Dynamic seer who strived for inter-religious harmony

Sri Jayendra had taken up the high-profile initiative to resolve the Ram temple issue in the year that marked his 50th year of ascension.

Update: 2018-02-28 20:10 GMT
People wait to pay their last respects to Shankaracharya Jayendra Saraswathi, the 69th pontiff of the Kanchi Mutt, who died on Wednesday in Kanchipuram.

CHENNAI: In the passing away of the 69th acharya of the Sri Kanchi Kamakoti Peetam, Sri Jayanendra Saraswati, at Kanchipuram at around 9 am on Wednesday, at the age of 82, after a brief illness, the country has lost a many-sided, dynamic, if at times even controversial seer who strived for inter-religious harmony. 

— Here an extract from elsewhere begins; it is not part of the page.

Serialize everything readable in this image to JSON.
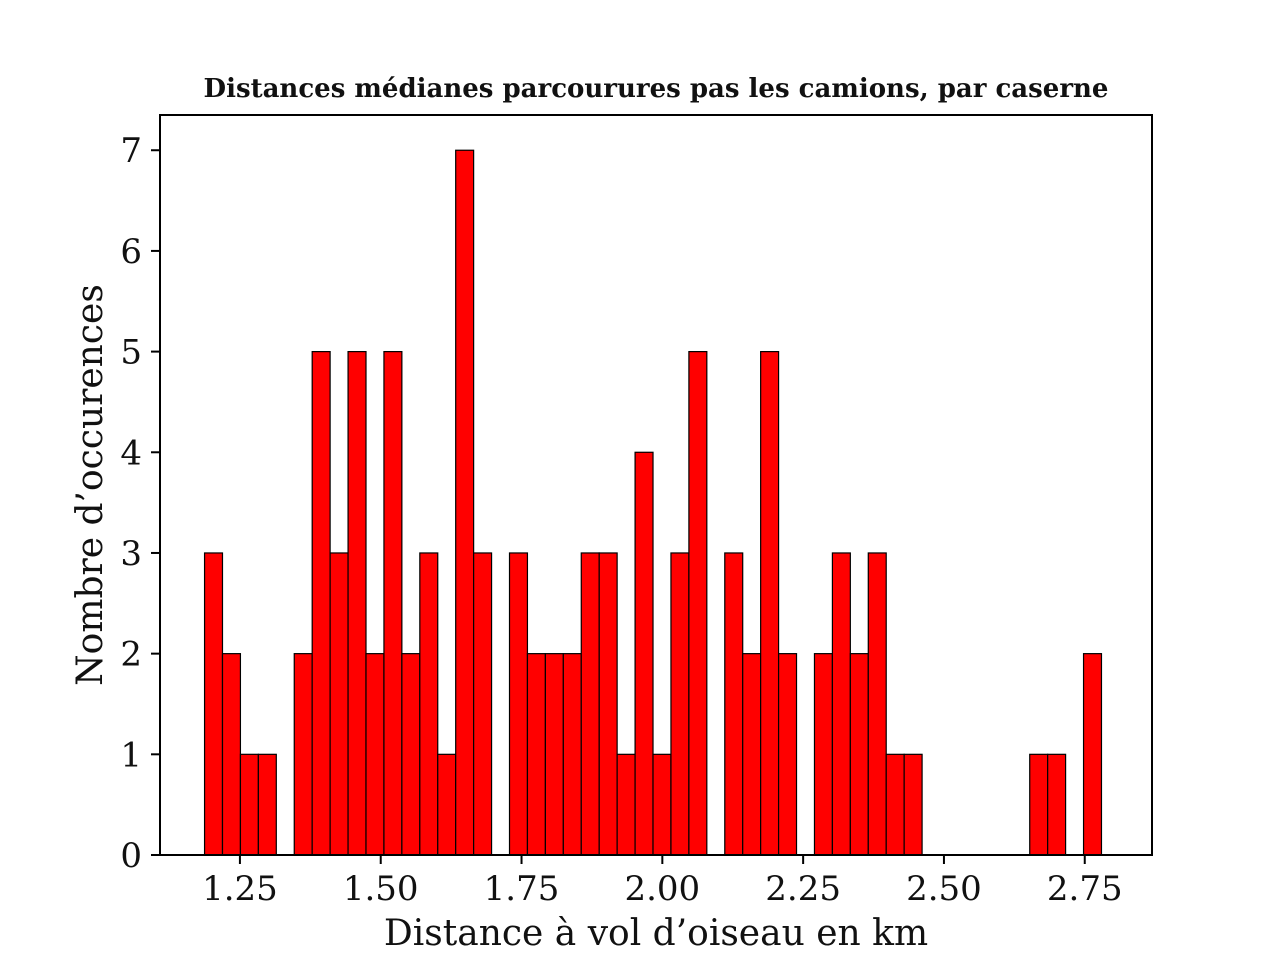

Much as the Hindu-right would like to appropriate him as an ‘activist avataar’ from the down South, as a correspondent having covered the events of the acharya for nearly two decades, one could state with all humility that it would be too superficial and unfair to read the life and times of Sri Jayendra Saraswati as that of a ‘Hindutvavaadin’, despite his proximity to several RSS and VHP leaders.

Significantly, Sri Jayendra Saraswati had been maintaining that the resolution of the Ayodhya issue was better left to religious leaders, and politicising the dispute would do no good. I do not think he changed from that position, though in recent years he had relapsed into a profound silence in the wake of the Sankararaman murder case, in which he and all the other accused were absolved of all charges.

Interestingly, Sri Jayendra had taken up the high-profile initiative to resolve the Ram temple issue in the year that marked his 50th year of ascension of the pontifical seat of Kanchi Kamakoti Peetam, a revered seat of spiritual power with a tradition spa-nning centuries and drawing inspiration from the great preceptor of the ‘Advaita (Non-dualism)’ philosophy propounded by Sri Adi Sankara.

After the outbreak of the communal riots in Gujarat post-Godhra incidents in 2002, Sri Jayendra Sarasw-ati was one of the first religious leaders to personally rush there and appeal for calm, in a bid to bring back peace and communal harmony.

Born on July 18, 1935,  in Irulneeki (in composite Thanjavur district) the ach-arya in his ‘poorvaashrama’ was named Subrama-niyan by his parents Mahadevan and Saraswathi. And nobody then thought that Subramanian would ascend to the seat of the Kanchi mutt, to succeed one of the greatest sages of modern India, the late senior acharya, Sri Chandrasekharendra Saraswati and whom Mahatma Gandhi revered. 

One of Sri Jayendra’s biographers tells us that his father Mahadevan had set up an organisation, ‘Amara Bharati’ to inculcate Sanskrit learning among children. It was in that environment that the young boy Subramanian encountered his early spiritual vibrations. Even as Subramanian had his early training in the Vedas, in mid-March 1954, his father got a call from the Kanchi mutt on the senior acharya’s intention to initiate Subramaniyan into rigorous monastic order. Thus, began a long and arduous new journey for the lad when Sri Chandrasekharendra Saraswati performed the ceremony in Kanchipuram on March 22, 1954, initiating him into the monastic order, giving him the sanyasa name, Sri Jayendra Saraswati.

Sri Jayendra Saraswati tried to find a middle path and then launched two movements, ‘Jan Jagran’ and ‘Jan Kalyan’ in the late 1980s. With those two initiatives, the focus of which was to reach out to society, the needy and under-privileged sections like Dalits, Sri Jayendra Saraswati was responding to his times.

The importance he gave to education was further reflected in his efforts, with then Prime Minister P.V. Narasimha Rao’s and then HRD minister Arjun Singh’s helping hand, to set up the Sri Chandrasekharendra Saraswathi Vishwa Mahavidyalaya, a deemed university.

Many a time, his views on issues like Ayodhya, cow slaughter, widow remarriage, besides his support for the anti-conversion ordinance brought by an earlier AIADMK government headed by J. Jayalalithaa (that ordinance was later allowed to lapse) have provoked fierce controversies. 

But one fallout in his last years, the acharya could not bear was the tremulous mud-slinging of the Kanchi mutt that followed the state police’s investigations into the Sankararaman murder case under an earlier AIADMK regime. Perhaps in it lies a cautionary tale that politics and religion can never go together. RIP.